No. Most women with fibroids have normal pregnancies, particularly when fibroids are small or located away from the uterine cavity. The High‑Risk Pregnancy Information site estimates that only 10 %–30 % of pregnant women with fibroids develop complications. Nevertheless, because complications can be serious, women with fibroids should have enhanced prenatal care.
Can fibroids cause pain during pregnancy?
Yes, fibroids can cause pain during pregnancy, and it is the most common symptom associated with these growths. Pain often appears in the second or third trimester when fibroids grow faster than their blood supply, leading to a condition called red degeneration (also known as carneous degeneration). Fibroid pain may also result from mechanical pressure on nearby organs or from torsion of a pedunculated fibroid. Most mild pain can be safely managed with acetaminophen and rest. However, severe or persistent abdominal pain should prompt immediate medical evaluation, as it may indicate complications such as fibroid degeneration, placental issues, or preterm labour.

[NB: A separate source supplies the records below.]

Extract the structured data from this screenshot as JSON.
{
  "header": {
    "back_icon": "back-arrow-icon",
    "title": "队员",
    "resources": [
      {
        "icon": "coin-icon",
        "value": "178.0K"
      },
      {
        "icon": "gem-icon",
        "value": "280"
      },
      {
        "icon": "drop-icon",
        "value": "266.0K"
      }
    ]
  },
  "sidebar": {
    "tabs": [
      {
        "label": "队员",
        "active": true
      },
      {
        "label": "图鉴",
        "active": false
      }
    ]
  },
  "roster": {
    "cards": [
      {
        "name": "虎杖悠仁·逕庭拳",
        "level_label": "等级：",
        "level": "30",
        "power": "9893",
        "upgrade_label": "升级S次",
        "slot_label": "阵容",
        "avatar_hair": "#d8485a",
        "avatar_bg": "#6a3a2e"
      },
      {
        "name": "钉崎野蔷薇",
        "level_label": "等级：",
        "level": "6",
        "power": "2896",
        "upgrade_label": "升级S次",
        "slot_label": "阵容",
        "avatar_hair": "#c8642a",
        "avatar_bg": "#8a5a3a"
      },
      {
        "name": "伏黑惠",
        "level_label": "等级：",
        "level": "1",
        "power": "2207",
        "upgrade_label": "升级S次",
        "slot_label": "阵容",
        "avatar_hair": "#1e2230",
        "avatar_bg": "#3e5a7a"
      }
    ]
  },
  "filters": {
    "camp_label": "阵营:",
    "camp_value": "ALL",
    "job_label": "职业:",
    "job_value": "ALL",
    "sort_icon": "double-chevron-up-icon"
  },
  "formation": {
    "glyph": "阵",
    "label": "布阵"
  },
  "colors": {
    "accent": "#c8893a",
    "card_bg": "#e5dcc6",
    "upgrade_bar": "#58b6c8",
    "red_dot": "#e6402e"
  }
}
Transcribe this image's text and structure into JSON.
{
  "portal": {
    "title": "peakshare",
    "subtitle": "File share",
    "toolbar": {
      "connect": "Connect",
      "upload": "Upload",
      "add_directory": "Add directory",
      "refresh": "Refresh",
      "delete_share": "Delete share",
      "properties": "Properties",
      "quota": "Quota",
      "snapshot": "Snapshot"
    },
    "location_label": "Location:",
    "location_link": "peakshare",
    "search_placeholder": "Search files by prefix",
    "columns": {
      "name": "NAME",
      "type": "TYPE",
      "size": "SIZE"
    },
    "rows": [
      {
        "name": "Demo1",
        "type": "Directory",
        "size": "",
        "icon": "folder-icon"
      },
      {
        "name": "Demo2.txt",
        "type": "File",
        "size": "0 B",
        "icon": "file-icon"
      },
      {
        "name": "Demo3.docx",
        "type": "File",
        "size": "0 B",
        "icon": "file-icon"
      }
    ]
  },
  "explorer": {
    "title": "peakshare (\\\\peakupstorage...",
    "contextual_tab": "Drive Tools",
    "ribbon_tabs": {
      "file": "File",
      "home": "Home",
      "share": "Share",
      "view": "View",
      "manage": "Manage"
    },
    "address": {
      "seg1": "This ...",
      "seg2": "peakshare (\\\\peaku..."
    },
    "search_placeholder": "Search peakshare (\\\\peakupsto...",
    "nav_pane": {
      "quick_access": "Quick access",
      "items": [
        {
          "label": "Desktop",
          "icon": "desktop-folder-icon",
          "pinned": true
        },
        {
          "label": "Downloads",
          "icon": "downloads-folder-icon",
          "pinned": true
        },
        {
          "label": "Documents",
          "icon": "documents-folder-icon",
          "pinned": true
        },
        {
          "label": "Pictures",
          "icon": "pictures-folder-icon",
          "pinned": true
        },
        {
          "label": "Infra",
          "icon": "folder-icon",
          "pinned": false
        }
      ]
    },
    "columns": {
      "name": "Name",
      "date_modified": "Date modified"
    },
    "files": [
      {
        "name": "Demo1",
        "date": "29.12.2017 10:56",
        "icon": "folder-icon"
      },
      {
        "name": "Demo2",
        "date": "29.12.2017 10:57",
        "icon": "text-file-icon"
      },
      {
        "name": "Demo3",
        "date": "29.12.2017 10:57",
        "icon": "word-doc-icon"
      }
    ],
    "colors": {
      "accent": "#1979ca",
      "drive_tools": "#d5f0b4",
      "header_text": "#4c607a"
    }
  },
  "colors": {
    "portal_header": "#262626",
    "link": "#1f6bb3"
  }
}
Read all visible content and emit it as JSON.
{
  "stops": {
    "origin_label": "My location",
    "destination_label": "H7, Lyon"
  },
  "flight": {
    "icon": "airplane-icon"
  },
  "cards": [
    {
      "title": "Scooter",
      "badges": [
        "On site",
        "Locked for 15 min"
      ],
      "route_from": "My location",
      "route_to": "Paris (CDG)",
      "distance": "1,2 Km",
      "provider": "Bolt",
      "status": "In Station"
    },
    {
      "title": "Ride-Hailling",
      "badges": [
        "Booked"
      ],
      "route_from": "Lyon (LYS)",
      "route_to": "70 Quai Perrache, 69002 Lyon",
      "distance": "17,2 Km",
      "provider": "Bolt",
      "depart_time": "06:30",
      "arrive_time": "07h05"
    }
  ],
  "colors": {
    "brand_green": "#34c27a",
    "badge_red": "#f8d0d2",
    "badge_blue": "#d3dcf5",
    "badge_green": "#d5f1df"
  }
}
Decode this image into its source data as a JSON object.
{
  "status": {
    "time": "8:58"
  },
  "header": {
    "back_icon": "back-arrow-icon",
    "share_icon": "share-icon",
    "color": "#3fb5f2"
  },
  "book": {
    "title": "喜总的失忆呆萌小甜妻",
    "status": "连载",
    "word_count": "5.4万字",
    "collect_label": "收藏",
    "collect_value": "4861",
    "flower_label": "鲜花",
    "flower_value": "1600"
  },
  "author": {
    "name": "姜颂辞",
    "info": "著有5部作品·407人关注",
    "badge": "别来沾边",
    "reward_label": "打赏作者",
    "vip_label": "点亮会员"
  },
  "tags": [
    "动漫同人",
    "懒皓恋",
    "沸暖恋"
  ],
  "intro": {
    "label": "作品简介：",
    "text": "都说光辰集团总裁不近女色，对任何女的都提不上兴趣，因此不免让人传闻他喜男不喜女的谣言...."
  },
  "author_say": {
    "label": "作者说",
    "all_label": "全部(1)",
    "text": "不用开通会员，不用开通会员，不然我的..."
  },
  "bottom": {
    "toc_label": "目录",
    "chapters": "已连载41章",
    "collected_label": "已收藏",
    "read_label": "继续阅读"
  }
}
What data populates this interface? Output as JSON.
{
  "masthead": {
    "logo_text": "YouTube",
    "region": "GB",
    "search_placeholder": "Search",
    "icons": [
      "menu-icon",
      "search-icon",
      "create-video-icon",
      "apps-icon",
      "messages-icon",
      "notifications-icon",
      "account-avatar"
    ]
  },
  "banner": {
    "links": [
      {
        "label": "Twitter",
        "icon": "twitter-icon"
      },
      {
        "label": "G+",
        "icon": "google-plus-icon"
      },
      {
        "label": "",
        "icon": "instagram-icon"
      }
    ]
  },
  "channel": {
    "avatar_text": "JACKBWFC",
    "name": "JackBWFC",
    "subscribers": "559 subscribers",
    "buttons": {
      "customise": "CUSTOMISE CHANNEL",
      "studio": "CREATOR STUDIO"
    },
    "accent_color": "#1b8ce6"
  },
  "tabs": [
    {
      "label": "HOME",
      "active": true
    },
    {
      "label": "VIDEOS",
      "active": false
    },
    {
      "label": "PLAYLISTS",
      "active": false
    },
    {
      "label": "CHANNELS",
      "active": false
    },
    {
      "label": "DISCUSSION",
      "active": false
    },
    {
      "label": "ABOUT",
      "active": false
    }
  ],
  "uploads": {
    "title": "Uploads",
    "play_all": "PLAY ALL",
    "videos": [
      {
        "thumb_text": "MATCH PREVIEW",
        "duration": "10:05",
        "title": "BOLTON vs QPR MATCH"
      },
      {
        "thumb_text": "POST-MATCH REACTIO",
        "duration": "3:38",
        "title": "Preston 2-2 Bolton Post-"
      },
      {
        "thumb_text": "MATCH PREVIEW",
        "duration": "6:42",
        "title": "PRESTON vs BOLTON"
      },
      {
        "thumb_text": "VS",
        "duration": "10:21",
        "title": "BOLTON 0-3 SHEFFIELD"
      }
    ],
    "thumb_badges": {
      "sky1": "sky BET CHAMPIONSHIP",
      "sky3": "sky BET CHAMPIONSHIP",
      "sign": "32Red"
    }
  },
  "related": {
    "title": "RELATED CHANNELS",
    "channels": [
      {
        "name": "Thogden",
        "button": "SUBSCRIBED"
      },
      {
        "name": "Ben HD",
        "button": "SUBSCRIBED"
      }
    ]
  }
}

Do fibroids grow during pregnancy?
Yes, fibroid growth can occur during pregnancy, but patterns vary depending on the size and location of the fibroid. Many fibroids tend to grow in the first trimester due to rising estrogen and progesterone levels. Research shows that small fibroids (less than 1 cm) often increase in volume, medium-sized fibroids usually remain stable, and large fibroids (3 cm or more) may actually shrink. Interestingly, about 10–12% of fibroids regress spontaneously during pregnancy.
Do fibroids shrink after pregnancy?
Yes, many fibroids shrink postpartum. A case series found that fibroid size decreased in 72 % of women after giving birth and that fibroid volume could decrease by 50 % within six months. The postpartum uterus contracts to its pre‑pregnancy size, and hormonal changes (lower estrogen and progesterone levels) contribute to fibroid regression. Breastfeeding may enhance regression. However, some fibroids persist or regrow over time, so postnatal follow‑up is important.
Conclusion
Fibroids are common benign tumors that often coexist with pregnancy. For the majority of women, fibroids will not significantly impact fertility or pregnancy outcome.
Nevertheless, fibroids can increase the risk of miscarriage, preterm labour, placental complications, caesarean delivery, breech presentation, and postpartum haemorrhage.
Comprehensive prenatal care, including regular ultrasounds, growth monitoring, and blood pressure screening, allows obstetricians to detect complications early and implement appropriate interventions.
The safest pain management strategy during pregnancy is to use acetaminophen judiciously after consulting a healthcare professional; NSAIDs should generally be avoided after 20 weeks because they can reduce amniotic fluid and harm the fetus.
Non‑pharmacologic measures such as rest, gentle exercise, hydration, and stress reduction can help alleviate discomfort. Most fibroids regress after birth, especially with breastfeeding.
Given this, women with fibroids should work closely with their healthcare team to develop a personalized care plan.